The Multiple Linear Regression Model that most accurately describes the relationship between dependent variable $y$ and independent variables $x_1, x_2, ... , x_p$ is the linear function:

$y = \beta_0x_0 + \beta_1x_1 + ... + \beta_px_p = \sum_{j=0}^p\beta_j(x_j)$

such that $\forall y_i$ (where $y_i = \beta_0x_{i0} + \beta_1x_{i1} + ... + \beta_px_{ip} + \epsilon_i$)

the sum of squared residuals: $\sum_{i}^{N}\epsilon^2 = \sum_{i}^{N}(y_i - (\beta_0x_{i0} + ... + \beta_px_{ip}))^2$ is minimized.

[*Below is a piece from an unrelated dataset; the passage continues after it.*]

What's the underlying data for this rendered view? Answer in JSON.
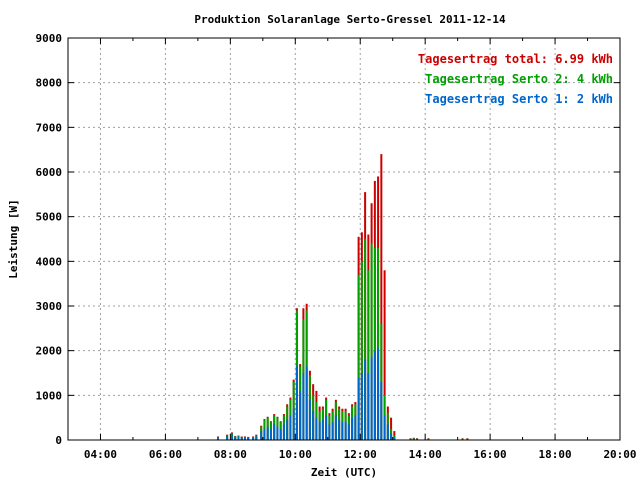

This all comes from the following sources:

https://en.wikipedia.org/wiki/Ordinary_least_squares#Matrix/vector_formulation

https://en.wikipedia.org/wiki/Linear_regression#Simple_and_multiple_linear_regression

https://en.wikipedia.org/wiki/Linear_least_squares

My confusion comes from other sources I have looked at:

https://stackoverflow.com/questions/34148912/feature-scaling-normalization-in-multiple-regression-analysis-with-normal-equa

https://machinelearningmedium.com/2017/08/11/cost-function-of-linear-regression/

which say that the Multiple Linear Regression Model that most accurately describes the relationship between $y$ and $x_1, x_2, ... x_p$ is the same linear function I originally defined above but that the coefficients $\beta_0, \beta_1, ..., \beta_p$ for it are those which minimize the cost function:

$\frac{1}{2N}\sum_{i=1}^{N}(y_i - (\beta_0x_{i0}+ \beta_1x_{i1} + ... + \beta_px_{ip}))^2$

So my question is this: Is my current understanding correct? and which of these cost functions should I be using?

2

There are 2 best solutions below

2
On BEST ANSWER

As already mentioned - all of these functions are equivalent to each other up to a multiplication by some constant. Moreover, you can view the sum of squares as slightly more algebraic approach as $$ \sum_{i=1}^n (y_i - \beta_0 - \beta_1x_i)^2 = \|\mathrm{y} - X\beta\|^2, $$ which is equivalent to minimizing the Euclidean norm itself. That is, finding an orthogonal projection. While,
$$ \frac{1}{N}\sum_{i=1}^n (y_i - \beta_0 - \beta_1x_i)^2 = \frac{1}{N}\sum_{i=1}^n (y_i - g(x_i))^2, $$ where $g(x_i)$ is the mean of $y_i$. This approach may be referred as minimizing the empirical mean squared error (MSE) which is a more statistical POV.

0
On

Either cost function is fine. Since they are just constant multiples of each other, minimising one is equivalent to minimising the other (will result in same fitted $\beta$ coefficients).